Hopefully you have been following along with this series of life lessons taken from Disney movies. Today, I’m covering Peter Pan, the 14th film released by Walt Disney, and the last one distributed under RKO Radio Productions. After Peter Pan’s debut in 1953, Walt was able to establish his own distributing company which went by the name of Buena Vista Distribution. The story of Peter Pan came from a play called “Peter Pan, or The Boy Who Wouldn’t Grow Up” written by J.M. Barrie. However, the Disney classic was a technicolor dream of magic and adventure brought to audiences far and wide.

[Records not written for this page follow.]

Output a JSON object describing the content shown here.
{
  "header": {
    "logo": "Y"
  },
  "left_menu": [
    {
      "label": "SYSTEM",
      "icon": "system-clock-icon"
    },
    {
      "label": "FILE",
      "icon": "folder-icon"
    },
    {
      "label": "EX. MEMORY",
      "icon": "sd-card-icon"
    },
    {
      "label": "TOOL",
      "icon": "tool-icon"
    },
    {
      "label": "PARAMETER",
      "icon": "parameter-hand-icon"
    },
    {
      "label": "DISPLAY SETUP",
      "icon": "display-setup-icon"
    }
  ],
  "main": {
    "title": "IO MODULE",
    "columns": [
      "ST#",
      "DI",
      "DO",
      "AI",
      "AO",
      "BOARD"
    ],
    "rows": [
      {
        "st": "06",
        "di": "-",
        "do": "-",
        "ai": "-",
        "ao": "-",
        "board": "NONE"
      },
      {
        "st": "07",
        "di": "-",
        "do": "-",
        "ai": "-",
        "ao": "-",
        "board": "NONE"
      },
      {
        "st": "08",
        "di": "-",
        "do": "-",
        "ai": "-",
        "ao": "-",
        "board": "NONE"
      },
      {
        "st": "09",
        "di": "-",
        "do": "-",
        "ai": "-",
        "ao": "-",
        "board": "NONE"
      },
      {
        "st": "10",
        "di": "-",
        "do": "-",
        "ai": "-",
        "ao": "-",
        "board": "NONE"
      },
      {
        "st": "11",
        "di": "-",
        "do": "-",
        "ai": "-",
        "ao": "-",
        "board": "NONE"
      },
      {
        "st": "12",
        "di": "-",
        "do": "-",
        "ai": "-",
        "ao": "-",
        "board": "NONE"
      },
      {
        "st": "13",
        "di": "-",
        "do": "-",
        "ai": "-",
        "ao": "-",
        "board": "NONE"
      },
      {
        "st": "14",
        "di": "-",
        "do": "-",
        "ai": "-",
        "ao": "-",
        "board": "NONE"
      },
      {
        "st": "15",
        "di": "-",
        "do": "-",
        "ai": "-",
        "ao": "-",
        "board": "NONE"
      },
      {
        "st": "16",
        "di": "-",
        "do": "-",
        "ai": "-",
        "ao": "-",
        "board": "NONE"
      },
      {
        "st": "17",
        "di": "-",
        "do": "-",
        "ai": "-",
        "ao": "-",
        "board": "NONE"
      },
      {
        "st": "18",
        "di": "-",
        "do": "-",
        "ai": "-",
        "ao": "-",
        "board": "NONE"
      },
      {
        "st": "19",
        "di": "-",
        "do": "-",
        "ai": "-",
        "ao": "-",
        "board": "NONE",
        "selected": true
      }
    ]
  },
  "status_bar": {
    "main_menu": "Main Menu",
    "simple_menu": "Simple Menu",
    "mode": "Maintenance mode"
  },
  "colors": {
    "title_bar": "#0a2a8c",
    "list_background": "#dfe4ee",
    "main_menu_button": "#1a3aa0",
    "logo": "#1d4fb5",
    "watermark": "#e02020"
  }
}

For the record, there have been several takes on this story, some live action versions, but for the sake of following along with the order of Disney movie releases, I will be taking quotes and discussing themes from the animated version. So let’s explore some life lessons from Peter Pan, shall we?

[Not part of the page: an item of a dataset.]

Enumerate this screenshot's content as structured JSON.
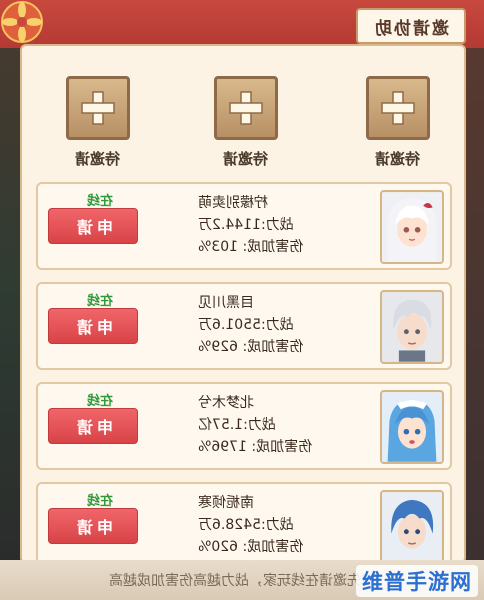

“Now, think of the happiest things. It’s the same as having wings!” – Peter Pan

Sometimes you just get that flutter in your heart, and you know that you’re happy and you feel like you can fly. I am guessing for some of us, it’s the moment we see the sign to Disneyland or when we cross under the sign for Walt Disney World as you drive towards the parks. It’s that child-like enthusiasm, and feeling of adventure or the excitement of being home. This quote is a good reminder that you can bring up that feeling by just thinking of something that makes you happy. This quote isn’t just a life lesson, it’s also a fact. Scientifically speaking, if you think of the happiest things, there are measurable health benefits associated to it. For example, positive thinking builds your skills, boosts your health and improves your work. Tons of studies and research find that people tend to downplay happiness, and focus on the negatives, or the things we cannot change leading us to be more subdued and susceptible to irritable tendencies. The good news is that as humans, we can train our brain and in essence rewire our state of mind, other than being much more fun to be around, being happy will give you the sensation of having wings, stimulates the growth of nerve connections, affects your view of your surroundings, leads to more happy thoughts, and the list of benefits goes on and on. In short, give happy thoughts a shot.

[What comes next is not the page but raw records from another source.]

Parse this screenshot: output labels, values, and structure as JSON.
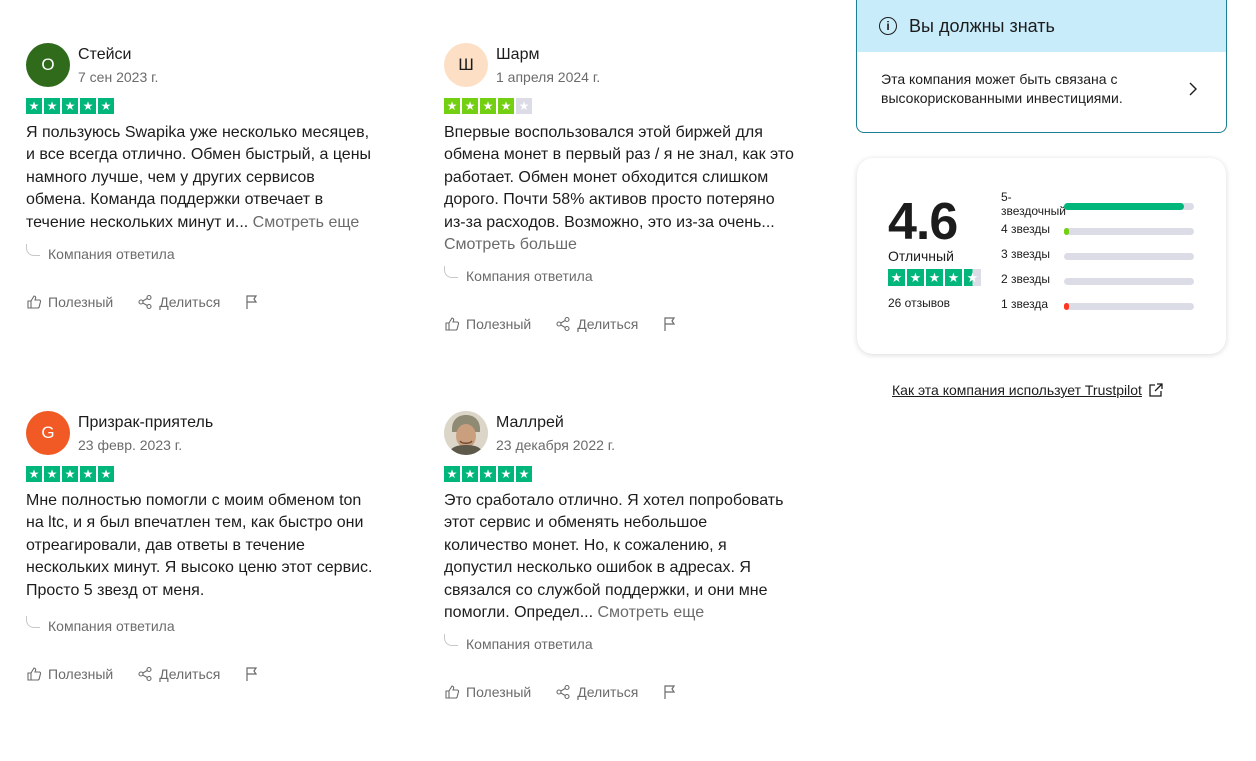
{
  "colors": {
    "star_green": "#00b67a",
    "star_lightgreen": "#73cf11",
    "star_empty": "#dcdce6",
    "bar_green": "#00b67a",
    "bar_lightgreen": "#73cf11",
    "bar_red": "#ff3722",
    "notice_bg": "#c9ecfb",
    "notice_border": "#1b7f95"
  },
  "reviews": [
    {
      "avatar_letter": "О",
      "avatar_color": "#2f6b1b",
      "avatar_text_color": "#ffffff",
      "name": "Стейси",
      "date": "7 сен 2023 г.",
      "rating": 5,
      "text": "Я пользуюсь Swapika уже несколько месяцев, и все всегда отлично. Обмен быстрый, а цены намного лучше, чем у других сервисов обмена. Команда поддержки отвечает в течение нескольких минут и...",
      "more": "Смотреть еще",
      "reply": "Компания ответила",
      "helpful": "Полезный",
      "share": "Делиться"
    },
    {
      "avatar_letter": "Ш",
      "avatar_color": "#fcdfc5",
      "avatar_text_color": "#1c1c1c",
      "name": "Шарм",
      "date": "1 апреля 2024 г.",
      "rating": 4,
      "text": "Впервые воспользовался этой биржей для обмена монет в первый раз / я не знал, как это работает. Обмен монет обходится слишком дорого. Почти 58% активов просто потеряно из-за расходов. Возможно, это из-за очень...",
      "more": "Смотреть больше",
      "reply": "Компания ответила",
      "helpful": "Полезный",
      "share": "Делиться"
    },
    {
      "avatar_letter": "G",
      "avatar_color": "#f15a24",
      "avatar_text_color": "#ffffff",
      "name": "Призрак-приятель",
      "date": "23 февр. 2023 г.",
      "rating": 5,
      "text": "Мне полностью помогли с моим обменом ton на ltc, и я был впечатлен тем, как быстро они отреагировали, дав ответы в течение нескольких минут. Я высоко ценю этот сервис. Просто 5 звезд от меня.",
      "more": "",
      "reply": "Компания ответила",
      "helpful": "Полезный",
      "share": "Делиться"
    },
    {
      "avatar_letter": "",
      "avatar_color": "#b9b2a3",
      "avatar_text_color": "#ffffff",
      "name": "Маллрей",
      "date": "23 декабря 2022 г.",
      "rating": 5,
      "text": "Это сработало отлично. Я хотел попробовать этот сервис и обменять небольшое количество монет. Но, к сожалению, я допустил несколько ошибок в адресах. Я связался со службой поддержки, и они мне помогли. Определ...",
      "more": "Смотреть еще",
      "reply": "Компания ответила",
      "helpful": "Полезный",
      "share": "Делиться"
    }
  ],
  "notice": {
    "title": "Вы должны знать",
    "text": "Эта компания может быть связана с высокорискованными инвестициями."
  },
  "summary": {
    "score": "4.6",
    "verdict": "Отличный",
    "rating_stars": 4.5,
    "count": "26 отзывов",
    "bars": [
      {
        "label": "5-звездочный",
        "fraction": 0.92,
        "color": "#00b67a"
      },
      {
        "label": "4 звезды",
        "fraction": 0.04,
        "color": "#73cf11"
      },
      {
        "label": "3 звезды",
        "fraction": 0.0,
        "color": "#dcdce6"
      },
      {
        "label": "2 звезды",
        "fraction": 0.0,
        "color": "#dcdce6"
      },
      {
        "label": "1 звезда",
        "fraction": 0.04,
        "color": "#ff3722"
      }
    ]
  },
  "link": "Как эта компания использует Trustpilot"
}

There are some incredible quotes and quips in the movie that add to the comedic timing of the storyline, but the life lessons from this tale don’t necessarily come from quotable moments. So here are some of the underlying themes that can make for life lessons.

Seek Adventure

Had the kids not taken a gamble on Peter Pan to fly out the window, they would have never experienced Neverland, or met the lost boys, or had such interesting stories to come home with. It really is important in life to be spontaneous and choose to experience places you have never been to. You never know what you can find when you do so, or what stories and experiences you will collect.

Karma is no joke

Perhaps the most karmically jinxed character in all of the Disney stories has to be Captain Hook. With his insatiable desire to destroy Peter Pan, he loses a hand, and then had to go up against the same crocodile a second time. Why? All because he wanted his revenge on Peter. If this isn’t an example that Karma exists, and that perhaps Disney believed in it. I don’t know what to tell you. The other side to that coin is that good prevails over evil, every time.

So tell us Main Streeters, what lessons have you taken from Peter Pan? Share with us!